Modelling high resolution RS data with the aid of coarse resolution data and ancillary data

Abstract

In environmental applications, the data have a large variety of resolutions carrying information at different scales. Various approaches have been used to include in models information from sources at different scales combining multi-resolution products in order to integrate the spatio-temporal variability of sub-pixel pattern. A methodology is proposed for the integration of the results obtained with a geostatistical downscaling algorithm, based on block-to-point-kriging, in a General Additive Models interpolation framework to enhance the spatio-temporal resolution of remote sensing data. This allows a good reproduction of the overall spatial pattern of the target images and of their local values. The developed framework was tested using MODIS land surface temperature (LST) with the thermal band of Landsat in a situation of high contamination of clouds for the high resolution dataset. The method proved to be flexible and able to blend data from different sensors maintaining the finer spatial structure of the higher resolution data.
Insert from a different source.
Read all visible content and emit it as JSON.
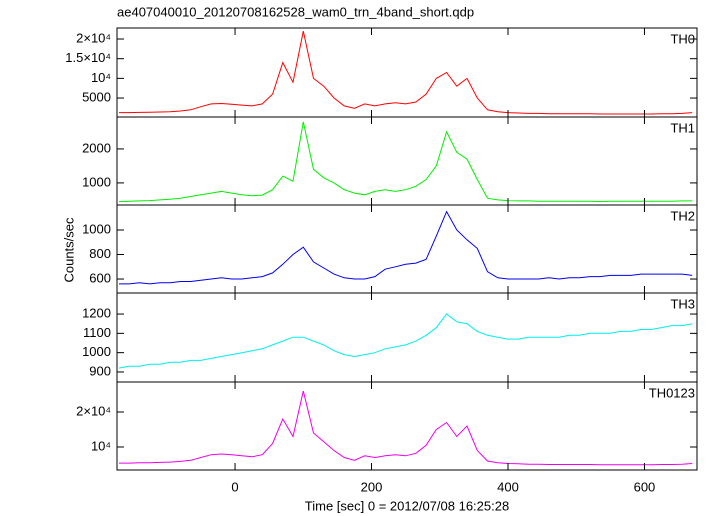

The method combines strengths from different approaches: (1) it uses of information held in covariates to provide more accurate results; (2) it is applicable to a variety of remote sensing products as the method does not rely on predetermined functional relationships; (3) it can cope with cloud-rich high resolution images as only a subset of high resolution pixels is needed. This approach is general and can be used with numerous combinations of high and low resolution images, such as MODIS-derived variables, using related band ratios from Landsat or other higher resolution sensors. This approach is a valuable addition to space–time measuring and modelling of ecosystems functions from remote sensing.